Friday, 19 de April de 2024 ISSN 1519-7670 - Ano 24 - nº 1284

Uma experiência frustrante

[Num dos depoimentos publicados no livro A Regra do Jogo, Cláudio Abramo diz que a experiência da reforma na Folha, mesmo que tenha contribuído muito para o jornalismo brasileiro, havia sido profissionalmente frustrante para ele.]

A experiência na Folha foi frustrante a posteriori. Devido ao desenvolvimento posterior do jornal, no qual se adotaram políticas com as quais ele não concordava, e devido ao fato de ele se sentir co-responsável pela transformação da Folha em jornal importante, havia nele uma expectativa interna de suas opiniões serem mais levadas em conta do que foi o caso.

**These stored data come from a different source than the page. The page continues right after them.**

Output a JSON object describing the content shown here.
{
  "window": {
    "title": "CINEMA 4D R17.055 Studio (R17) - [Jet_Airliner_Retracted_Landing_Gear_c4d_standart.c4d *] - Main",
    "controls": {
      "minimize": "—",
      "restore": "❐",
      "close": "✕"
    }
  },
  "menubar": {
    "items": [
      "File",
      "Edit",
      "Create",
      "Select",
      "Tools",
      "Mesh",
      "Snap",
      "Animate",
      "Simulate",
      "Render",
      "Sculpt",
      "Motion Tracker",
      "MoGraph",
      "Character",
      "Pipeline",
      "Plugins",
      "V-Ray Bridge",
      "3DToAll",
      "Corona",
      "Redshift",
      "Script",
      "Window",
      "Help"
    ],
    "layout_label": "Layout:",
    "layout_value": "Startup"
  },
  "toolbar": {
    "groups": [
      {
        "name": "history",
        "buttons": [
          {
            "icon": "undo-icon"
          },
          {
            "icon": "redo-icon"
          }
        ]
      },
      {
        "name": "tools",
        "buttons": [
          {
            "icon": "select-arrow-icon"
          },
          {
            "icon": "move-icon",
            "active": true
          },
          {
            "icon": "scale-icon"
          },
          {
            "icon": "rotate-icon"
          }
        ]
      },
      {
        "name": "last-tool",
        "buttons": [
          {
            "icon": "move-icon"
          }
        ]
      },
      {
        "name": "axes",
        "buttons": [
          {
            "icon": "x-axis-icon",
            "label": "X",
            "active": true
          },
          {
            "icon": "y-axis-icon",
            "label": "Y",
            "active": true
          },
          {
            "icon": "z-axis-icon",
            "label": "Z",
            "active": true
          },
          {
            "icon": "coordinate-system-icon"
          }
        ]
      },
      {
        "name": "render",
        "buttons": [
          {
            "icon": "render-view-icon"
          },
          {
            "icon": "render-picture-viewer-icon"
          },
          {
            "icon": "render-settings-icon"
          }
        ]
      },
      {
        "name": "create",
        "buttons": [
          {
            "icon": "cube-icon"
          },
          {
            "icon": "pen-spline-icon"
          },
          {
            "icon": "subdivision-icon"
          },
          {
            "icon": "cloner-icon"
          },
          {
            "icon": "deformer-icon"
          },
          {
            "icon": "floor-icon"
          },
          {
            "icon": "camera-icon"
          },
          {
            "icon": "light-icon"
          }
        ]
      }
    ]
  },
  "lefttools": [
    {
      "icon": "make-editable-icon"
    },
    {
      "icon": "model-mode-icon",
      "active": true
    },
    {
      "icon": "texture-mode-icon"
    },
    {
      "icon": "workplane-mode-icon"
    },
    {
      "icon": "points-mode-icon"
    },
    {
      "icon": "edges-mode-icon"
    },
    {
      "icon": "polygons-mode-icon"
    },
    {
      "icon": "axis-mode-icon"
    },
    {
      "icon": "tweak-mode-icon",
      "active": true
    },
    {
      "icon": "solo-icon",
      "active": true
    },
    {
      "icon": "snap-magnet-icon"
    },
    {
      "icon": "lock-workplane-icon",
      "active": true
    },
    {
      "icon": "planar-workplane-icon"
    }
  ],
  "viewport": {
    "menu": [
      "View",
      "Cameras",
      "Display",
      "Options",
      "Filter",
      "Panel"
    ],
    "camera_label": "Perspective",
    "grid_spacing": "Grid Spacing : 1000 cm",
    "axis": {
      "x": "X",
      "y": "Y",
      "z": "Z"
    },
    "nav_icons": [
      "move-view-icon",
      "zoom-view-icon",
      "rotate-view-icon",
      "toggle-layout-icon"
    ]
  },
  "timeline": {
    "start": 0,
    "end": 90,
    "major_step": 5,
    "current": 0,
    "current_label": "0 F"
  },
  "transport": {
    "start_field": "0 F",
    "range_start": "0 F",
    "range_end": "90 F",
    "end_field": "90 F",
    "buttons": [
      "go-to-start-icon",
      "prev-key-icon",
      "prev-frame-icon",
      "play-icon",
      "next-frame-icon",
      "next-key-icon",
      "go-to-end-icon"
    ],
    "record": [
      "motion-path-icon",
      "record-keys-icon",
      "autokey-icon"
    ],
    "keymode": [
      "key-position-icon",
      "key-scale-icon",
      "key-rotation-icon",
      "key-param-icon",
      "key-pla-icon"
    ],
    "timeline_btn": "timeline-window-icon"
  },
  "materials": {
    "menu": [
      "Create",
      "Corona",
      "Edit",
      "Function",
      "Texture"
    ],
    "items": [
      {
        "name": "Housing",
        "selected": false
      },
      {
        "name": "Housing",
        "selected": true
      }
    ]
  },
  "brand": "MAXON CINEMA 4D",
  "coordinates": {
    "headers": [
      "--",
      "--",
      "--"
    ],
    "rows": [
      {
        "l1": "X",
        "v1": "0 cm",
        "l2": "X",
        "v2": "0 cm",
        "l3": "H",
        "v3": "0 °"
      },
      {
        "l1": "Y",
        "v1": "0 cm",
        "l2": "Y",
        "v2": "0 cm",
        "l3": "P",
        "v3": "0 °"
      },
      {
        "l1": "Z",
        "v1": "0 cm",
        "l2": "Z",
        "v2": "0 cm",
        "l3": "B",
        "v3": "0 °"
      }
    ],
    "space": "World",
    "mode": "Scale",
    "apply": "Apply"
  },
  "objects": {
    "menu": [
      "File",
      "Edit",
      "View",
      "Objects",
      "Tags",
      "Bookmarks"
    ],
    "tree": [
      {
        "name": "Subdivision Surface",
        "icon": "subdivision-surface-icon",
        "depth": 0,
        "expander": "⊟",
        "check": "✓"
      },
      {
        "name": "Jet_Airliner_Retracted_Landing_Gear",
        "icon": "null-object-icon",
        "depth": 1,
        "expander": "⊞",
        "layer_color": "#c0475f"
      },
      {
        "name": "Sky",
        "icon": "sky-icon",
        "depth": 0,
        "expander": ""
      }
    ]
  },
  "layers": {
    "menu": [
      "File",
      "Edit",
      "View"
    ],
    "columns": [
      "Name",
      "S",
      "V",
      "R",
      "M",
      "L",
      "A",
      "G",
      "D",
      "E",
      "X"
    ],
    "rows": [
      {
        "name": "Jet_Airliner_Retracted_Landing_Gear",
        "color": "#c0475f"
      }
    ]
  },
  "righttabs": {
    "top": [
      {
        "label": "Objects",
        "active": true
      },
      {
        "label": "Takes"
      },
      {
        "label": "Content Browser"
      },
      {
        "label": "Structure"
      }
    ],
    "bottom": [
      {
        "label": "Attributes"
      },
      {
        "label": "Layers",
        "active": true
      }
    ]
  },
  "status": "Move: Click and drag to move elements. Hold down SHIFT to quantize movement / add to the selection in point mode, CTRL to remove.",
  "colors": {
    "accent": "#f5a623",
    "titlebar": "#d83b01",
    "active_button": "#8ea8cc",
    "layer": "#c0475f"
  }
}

Seria muito difícil fazer um diagnóstico preto-no-branco sobre as complexas emoções que acompanharam o trajeto profissional de Cláudio Abramo nos jornais em que trabalhou (não apenas na Folha). Havia uma mistura de frustração, de desapontamento, de indignação, alimentados por fatores que nem ele mesmo seria capaz de analisar com alguma chance de objetividade. Decerto ele se sentia excluído.

Cláudio mantinha uma relação complicada com Octávio Frias de Oliveira, o controlador da Folha, e com Otavio Frias Filho. Ao mesmo tempo que atribuía ao primeiro seu afastamento do centro das decisões na Folha, era-lhe sinceramente grato por tê-lo acolhido, mais de uma vez. Embora este seja um tema sobre o qual eu tenha pouca informação, acredito que em relação a Otavio Frias Filho havia diferenças decorrentes das diferentes concepções de jornalismo que ambos professavam, mescladas aos conflitos e afetos desenvolvidos ao longo da relação muito íntima que mantiveram no período de formação de Otavio. Esse, contudo, é um território altamente inseguro em que se aventurar, e não tenho como dizer A nem B.

De toda forma, não acredito que o interesse central dessa história esteja na pessoa de Cláudio Abramo nem em psicologias superficiais. Creio que o ponto fundamental é a forma como se dão as relações profissionais no jornalismo. Em A Regra do Jogo, Cláudio Abramo frisa que o jornal é do dono, e que cabe ao dono a responsabilidade pelas decisões (acertadas ou desastradas) que toma. Isso parece trivial se referido a qualquer outro ramo de atividade que não o jornalismo. Como Cláudio aponta, jornalista (ou aqueles que ocupam cargos de direção) tende a se considerar um pouco ‘dono’ do jornal em que trabalha. Isso decorre do modo de produção, em que o jornalista conduz uma política editorial acertada (explícita ou, mais comumente, implicitamente) com o controlador.

O jornalismo é também um ofício em que os egos estão sempre muito em jogo. Quando há movimentos de poder dentro de um jornal, é inevitável que os conflitos resultantes atinjam mais fundo as pessoas envolvidas do que ocorre numa corretora de valores ou numa fábrica de caldeiras.

Acredito que em nenhuma outra atividade os movimentos de poder no interior das empresas sejam acompanhados tão avidamente como no jornalismo. Mas no final das contas resta só a regra fundamental do jogo: o jornal é do dono, jornalista é empregado.